Die Versetzungszeichen, die die Tonart bezeichnen, nennt man wesentliche Versetzungszeichen.
Dabei wird immer nur eine Art der Versetzungszeichen notiert, und zwar bis zu sieben – entweder Kreuze oder Bs (Doppelkreuz und Doppel-B werden der besseren Lesbarkeit halber vermieden).
In der Neuen Musik gibt es Tonartvorzeichnungen, die Kreuze und Bs vermischen. Es handelt sich dabei um künstliche Tonleitern, häufig mit Bezug zu den Kirchentonarten.
Die Tonartvorzeichnung wird – im Unterschied zur Taktbezeichnung – am Anfang jeder Zeile erneut geschrieben.
In der Tonartvorzeichnung sind nicht alle Oktavlagen bezeichnet. Dennoch gelten diese Vorzeichen für die ganze Notenzeile und für alle Oktavlagen.
Die Notation der Tonartvorzeichnung geschieht nach folgendem Muster in den neun verschiedenen Schlüsseln:
Abb. 20-1 Position der Akzidenzien innerhalb der Tonartvorzeichnung bei allen neun Schlüsseln
Abb. 20-2 Notation von Tonartwechseln
Stichregel:
Bei Tonartwechsel innerhalb eines Stückes können auch Auflösungszeichen zur „Neutralisierung“ vorhergehender Tonartvorzeichnung Verwendung finden.
Tonartwechsel finden immer zu Beginn eines Taktes statt.
Normalerweise wird vor die neue Tonartvorzeichnung ein Doppelstrich geschrieben.
Erfolgt der Tonartwechsel am Beginn einer neuen Zeile, wird dieser am Ende der vorhergehenden angekündigt. Bei einem Wechsel nach C-Dur/a-Moll werden an den Beginn der neuen Zeile keine Auflösungszeichen als Vorzeichnung gesetzt.

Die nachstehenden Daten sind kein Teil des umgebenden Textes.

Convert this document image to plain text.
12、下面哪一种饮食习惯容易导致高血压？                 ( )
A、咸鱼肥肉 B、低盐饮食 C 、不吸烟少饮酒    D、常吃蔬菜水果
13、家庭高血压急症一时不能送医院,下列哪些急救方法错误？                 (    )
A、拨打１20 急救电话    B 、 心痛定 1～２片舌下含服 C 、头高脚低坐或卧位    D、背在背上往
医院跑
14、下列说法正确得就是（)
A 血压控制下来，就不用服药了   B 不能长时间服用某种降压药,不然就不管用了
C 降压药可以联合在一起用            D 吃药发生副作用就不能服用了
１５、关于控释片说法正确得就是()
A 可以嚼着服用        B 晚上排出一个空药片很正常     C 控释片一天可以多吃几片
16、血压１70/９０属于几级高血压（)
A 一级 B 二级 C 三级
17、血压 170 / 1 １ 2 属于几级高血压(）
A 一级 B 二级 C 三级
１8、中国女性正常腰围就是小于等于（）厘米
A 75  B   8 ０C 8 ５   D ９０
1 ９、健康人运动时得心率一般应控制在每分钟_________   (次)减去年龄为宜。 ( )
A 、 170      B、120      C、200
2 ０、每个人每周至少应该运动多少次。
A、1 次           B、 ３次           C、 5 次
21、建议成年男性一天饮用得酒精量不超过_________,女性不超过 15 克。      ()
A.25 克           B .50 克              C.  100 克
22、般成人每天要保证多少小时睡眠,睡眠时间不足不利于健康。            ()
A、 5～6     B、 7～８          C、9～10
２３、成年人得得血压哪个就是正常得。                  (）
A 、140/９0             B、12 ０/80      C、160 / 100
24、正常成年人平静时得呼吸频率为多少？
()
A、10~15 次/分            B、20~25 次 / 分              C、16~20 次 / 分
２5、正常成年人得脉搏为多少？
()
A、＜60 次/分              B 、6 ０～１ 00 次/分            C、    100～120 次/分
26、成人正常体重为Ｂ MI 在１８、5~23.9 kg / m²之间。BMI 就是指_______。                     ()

Bei der Notation der Neuen Musik (nicht tonal) ist es gebräuchlich, auf eine Tonartvorzeichnung zu verzichten. Die Akzidenzien gelten dann ausschließlich für die Noten vor denen sie stehen. Von Stammtönen abgeleitete Töne werden mit Kreuz oder B geschrieben, die Stammtöne selbst durchweg mit Auflösungszeichen (→ viertes Beispiel in Abb. 28-1). Allerdings sollte in der Partitur darauf hingewiesen werden.